Sowohl Dix als auch Beckmann haben sich intensiv mit dem Medium der Fotografie auseinandergesetzt [2], eine Verbindung läge hier also auf der Hand. Es sei nur an das Ausschnitthafte in vielen Werken Beckmanns erinnert, das so offensichtlich dem fotografischen Blick geschuldet ist. Oder die vielfältigen fotografischen Porträts, die Dix von Hugo Erfurth machen ließ und die sich der Maler sogar als Ölpigmentabzug hat herstellen lassen; ein Aspekt übrigens, der die Diskussion um den Materialitätsdiskurs seiner Öl-Tempera-Schichtenmalerei beflügeln könnte. Die offenkundige Wechselwirkung geht weit darüber hinaus, die Fototechnik als 'Hilfsmittel' abzutun und die längst hinfällige Hierarchisierung der Gattungen erneut durchzudeklinieren. Von einem Katalog dieser Größe hätte man sich bei der zweifelsfrei exzellenten Umsetzung mehr redaktionellen Mut gewünscht.
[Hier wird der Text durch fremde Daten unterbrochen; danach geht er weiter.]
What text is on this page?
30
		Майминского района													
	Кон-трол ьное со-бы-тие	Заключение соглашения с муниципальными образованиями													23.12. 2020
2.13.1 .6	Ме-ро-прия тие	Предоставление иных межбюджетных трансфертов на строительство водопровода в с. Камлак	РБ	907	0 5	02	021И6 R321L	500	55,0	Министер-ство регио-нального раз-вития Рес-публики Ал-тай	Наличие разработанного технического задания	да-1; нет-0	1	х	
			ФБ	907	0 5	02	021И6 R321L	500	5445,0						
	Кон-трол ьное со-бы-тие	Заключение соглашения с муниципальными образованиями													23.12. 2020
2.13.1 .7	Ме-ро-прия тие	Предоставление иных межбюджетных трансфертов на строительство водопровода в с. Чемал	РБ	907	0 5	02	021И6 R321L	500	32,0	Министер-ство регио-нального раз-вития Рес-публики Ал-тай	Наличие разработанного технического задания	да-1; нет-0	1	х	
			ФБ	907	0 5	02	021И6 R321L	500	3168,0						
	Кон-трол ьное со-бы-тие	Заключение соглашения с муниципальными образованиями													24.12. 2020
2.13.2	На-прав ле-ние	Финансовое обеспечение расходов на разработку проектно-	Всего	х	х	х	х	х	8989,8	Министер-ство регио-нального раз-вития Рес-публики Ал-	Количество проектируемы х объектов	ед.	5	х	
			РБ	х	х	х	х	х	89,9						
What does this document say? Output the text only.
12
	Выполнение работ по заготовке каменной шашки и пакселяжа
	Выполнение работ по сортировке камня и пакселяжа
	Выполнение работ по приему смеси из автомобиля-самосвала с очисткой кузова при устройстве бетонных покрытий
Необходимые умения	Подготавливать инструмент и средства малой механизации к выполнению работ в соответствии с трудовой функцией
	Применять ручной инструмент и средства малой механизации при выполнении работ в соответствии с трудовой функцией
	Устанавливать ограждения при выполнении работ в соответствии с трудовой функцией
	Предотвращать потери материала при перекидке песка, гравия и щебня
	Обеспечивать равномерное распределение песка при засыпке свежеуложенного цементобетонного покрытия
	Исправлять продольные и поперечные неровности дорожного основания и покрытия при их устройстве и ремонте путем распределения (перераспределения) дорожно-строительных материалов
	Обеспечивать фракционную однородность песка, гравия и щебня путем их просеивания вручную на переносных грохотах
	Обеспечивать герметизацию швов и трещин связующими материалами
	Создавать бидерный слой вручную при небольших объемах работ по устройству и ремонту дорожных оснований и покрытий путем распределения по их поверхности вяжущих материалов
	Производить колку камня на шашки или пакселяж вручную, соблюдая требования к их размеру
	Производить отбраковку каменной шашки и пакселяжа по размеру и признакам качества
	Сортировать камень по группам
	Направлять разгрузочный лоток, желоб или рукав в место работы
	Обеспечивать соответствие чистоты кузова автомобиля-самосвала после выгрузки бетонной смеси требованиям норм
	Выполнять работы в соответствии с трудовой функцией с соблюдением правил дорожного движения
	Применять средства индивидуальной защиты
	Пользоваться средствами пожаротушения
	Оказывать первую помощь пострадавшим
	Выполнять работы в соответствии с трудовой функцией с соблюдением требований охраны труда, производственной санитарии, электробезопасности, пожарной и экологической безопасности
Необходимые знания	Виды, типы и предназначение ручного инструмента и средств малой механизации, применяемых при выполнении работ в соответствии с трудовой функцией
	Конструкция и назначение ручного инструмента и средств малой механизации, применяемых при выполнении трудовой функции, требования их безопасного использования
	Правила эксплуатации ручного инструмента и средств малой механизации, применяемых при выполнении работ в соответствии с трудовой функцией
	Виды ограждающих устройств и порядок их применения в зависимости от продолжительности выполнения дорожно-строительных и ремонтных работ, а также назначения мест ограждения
Der Versuch, die Künstlerleben in ihrer historischen, künstlerischen und biografischen Breite abzubilden, ist eine enorme Herausforderung, die dennoch weitgehend gelungen ist. Die Ausstellung zeigt einmal mehr, dass das im Vordergrund stehende künstlerische Individuum in einem Zeitraum verstärkter historischer Reflexion arbeitet. Der "Mythos Welt" mag daher schließlich eine Übersetzung des Sichtbaren und die damit verbundene Selbstreferenzialität des Werkes in der Kunst der Moderne bedeuten; besonders wenn davon auszugehen ist, dass Bilder Modelle eines kulturellen Wissens sind. Durch die spannende Zusammensetzung der Bilder von Dix und Beckmann und die deutenden Essays wird in diesem Sinne nachvollziehbar, wie erlebte Geschichte in Zeit- und Kunstgeschichte übergeht.
Anmerkungen:
[1] Hier sei auf die Rezension zur Ausstellung verwiesen, siehe: Andreas Strobl: Neues von und zu Otto Dix - und eine Konfrontation mit Max Beckmann, in: Kunstchronik 67 (2014), H. 5, 231-241.
[2] Vgl. u.a.: Nina Peter: Déjà vu. Die Bildquellen der Landschaften von Max Beckmann, in: Ortrud Westheider: Max Beckmann. Landschaft als Fremde, Ausst. Kat. Hamburg 1998, 45-56; Dietrich Schubert: 'Ein harter Mann, dieser Maler...' Otto Dix - photographiert von Hugo Erfurth, in: Bodo von Dewitz: Hugo Erfurth 1874-1948. Photograph zwischen Tradition und Moderne, Köln 1992, 86-96; Paloma Alarcó / Andreas Strobl: Otto Dix. Retrato de Hugo Erfurth - técnicas y secretos, Madrid 2008.